Because the vast majority of Australians consume alcohol at non-harmful levels*, even relatively small price increases are large since they affect many drinkers. So the costs figure is going to be very significant. Even with a major reduction in the harms caused by alcohol, there’s nevertheless a high hurdle to getting the balance right. Where a price rise is achieved by a government through taxation, the revenue can be used for other investments, such as more prevention activity or treatment for alcohol-related harm, or even investments in unrelated areas such as education broadly. This acts as a major offset to balance the price rises. But where a price rise is created in the market – such as regulation to impose a minimum – the benefits of price increases are taken in the supply chain. In Australia, the production and supply of alcohol is in private hands – so the benefits of a price rise will go to the retailers or the alcohol companies. That’s quite different from the case in a country like Canada (which uses minimum price strategies) where the government does most of sales and/or supply. In Australia, a minimum price would deliver significant benefits to private interests in the alcohol supply chain – providing limited offsetting benefits to citizens (shareholders might well benefit, but the distribution of that wealth is very unequal).
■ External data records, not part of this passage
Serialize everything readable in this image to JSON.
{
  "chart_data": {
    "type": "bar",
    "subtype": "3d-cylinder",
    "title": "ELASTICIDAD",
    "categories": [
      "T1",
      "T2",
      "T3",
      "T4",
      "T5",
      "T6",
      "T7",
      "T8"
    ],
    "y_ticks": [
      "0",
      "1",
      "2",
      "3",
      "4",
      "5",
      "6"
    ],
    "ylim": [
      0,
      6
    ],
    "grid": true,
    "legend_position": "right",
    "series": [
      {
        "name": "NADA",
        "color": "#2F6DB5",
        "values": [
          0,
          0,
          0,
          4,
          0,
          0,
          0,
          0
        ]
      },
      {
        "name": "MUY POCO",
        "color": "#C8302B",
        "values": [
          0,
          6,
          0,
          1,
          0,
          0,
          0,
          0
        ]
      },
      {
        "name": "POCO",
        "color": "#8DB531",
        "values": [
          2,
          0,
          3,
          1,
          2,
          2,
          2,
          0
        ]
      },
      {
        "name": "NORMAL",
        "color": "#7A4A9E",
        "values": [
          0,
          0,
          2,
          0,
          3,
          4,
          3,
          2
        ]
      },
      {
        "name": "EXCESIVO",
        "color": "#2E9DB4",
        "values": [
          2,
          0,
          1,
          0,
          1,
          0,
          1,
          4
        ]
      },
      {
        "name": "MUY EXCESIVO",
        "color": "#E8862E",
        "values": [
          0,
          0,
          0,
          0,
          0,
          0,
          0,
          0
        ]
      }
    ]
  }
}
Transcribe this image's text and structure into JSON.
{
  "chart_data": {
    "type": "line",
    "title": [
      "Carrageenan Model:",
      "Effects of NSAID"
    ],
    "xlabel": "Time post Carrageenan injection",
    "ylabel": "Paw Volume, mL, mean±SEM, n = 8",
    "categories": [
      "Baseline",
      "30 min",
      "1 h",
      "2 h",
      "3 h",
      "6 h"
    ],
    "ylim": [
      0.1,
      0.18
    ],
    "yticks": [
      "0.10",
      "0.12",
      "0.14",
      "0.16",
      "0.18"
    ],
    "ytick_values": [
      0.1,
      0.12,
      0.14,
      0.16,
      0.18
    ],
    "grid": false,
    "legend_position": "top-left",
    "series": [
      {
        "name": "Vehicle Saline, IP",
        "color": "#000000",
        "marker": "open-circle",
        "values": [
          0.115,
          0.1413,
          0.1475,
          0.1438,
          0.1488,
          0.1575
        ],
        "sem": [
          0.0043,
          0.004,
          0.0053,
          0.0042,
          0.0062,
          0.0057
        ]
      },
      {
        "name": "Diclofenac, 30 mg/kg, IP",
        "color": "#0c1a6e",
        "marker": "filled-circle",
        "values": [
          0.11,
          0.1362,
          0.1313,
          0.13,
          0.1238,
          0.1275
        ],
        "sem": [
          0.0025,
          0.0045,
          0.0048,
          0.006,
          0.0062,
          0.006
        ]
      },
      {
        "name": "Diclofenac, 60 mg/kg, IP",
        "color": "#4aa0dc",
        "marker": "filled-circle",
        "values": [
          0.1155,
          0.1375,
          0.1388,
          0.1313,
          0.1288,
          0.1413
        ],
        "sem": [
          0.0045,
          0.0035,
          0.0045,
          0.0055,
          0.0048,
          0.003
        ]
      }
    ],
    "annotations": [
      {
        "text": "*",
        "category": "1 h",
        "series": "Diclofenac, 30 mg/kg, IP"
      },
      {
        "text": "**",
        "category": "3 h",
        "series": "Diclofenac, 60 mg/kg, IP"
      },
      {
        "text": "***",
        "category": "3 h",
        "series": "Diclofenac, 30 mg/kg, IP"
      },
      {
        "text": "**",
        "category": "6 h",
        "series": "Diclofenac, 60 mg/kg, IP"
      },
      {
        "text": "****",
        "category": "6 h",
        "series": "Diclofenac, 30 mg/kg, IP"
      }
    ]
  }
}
So the Agency’s draft report recommended to Government that a minimum price strategy not be used nationally (the benefits and costs equation can work in some more local circumstances as we’ve seen in the Northern Territory). In addition, we found that the arrangements for the current Wine Equalisation Tax (WET) in effect preference the production of cheap wine – wine taxes are levied on the wholesale price of the product rather than the alcohol content. So the cheaper the wine, the less it’s taxed. This is not how beer or spirits are taxed which reflects more closely the alcohol content. Thus the Agency made a draft Finding as well that the WET is likely to be contributing to the creation of a tax-preferenced cheap product which is a contributor to the alcohol-related harms that Australia is bearing; the Government should reassess this.
This combination of public health and economic analysis is too rare. Our health would benefit from many more examples.
Note: Submissions to the Draft Report on Minimum (Floor) Pricing are due by Nov 30 2012. See the website for the full Draft Report –
www.anpha.gov.au.
*The most recent statistics from the ABS National Health Survey indicate that: of people aged 18 years and over, 19.5% of drinkers consumed more than two drinks per day and 44.7% consumed more than four standard drinks at least once in the past year. These behaviours exceed the National Health and Medical Research Council’s lifetime risk guidelines and single occasion risk guidelines respectively.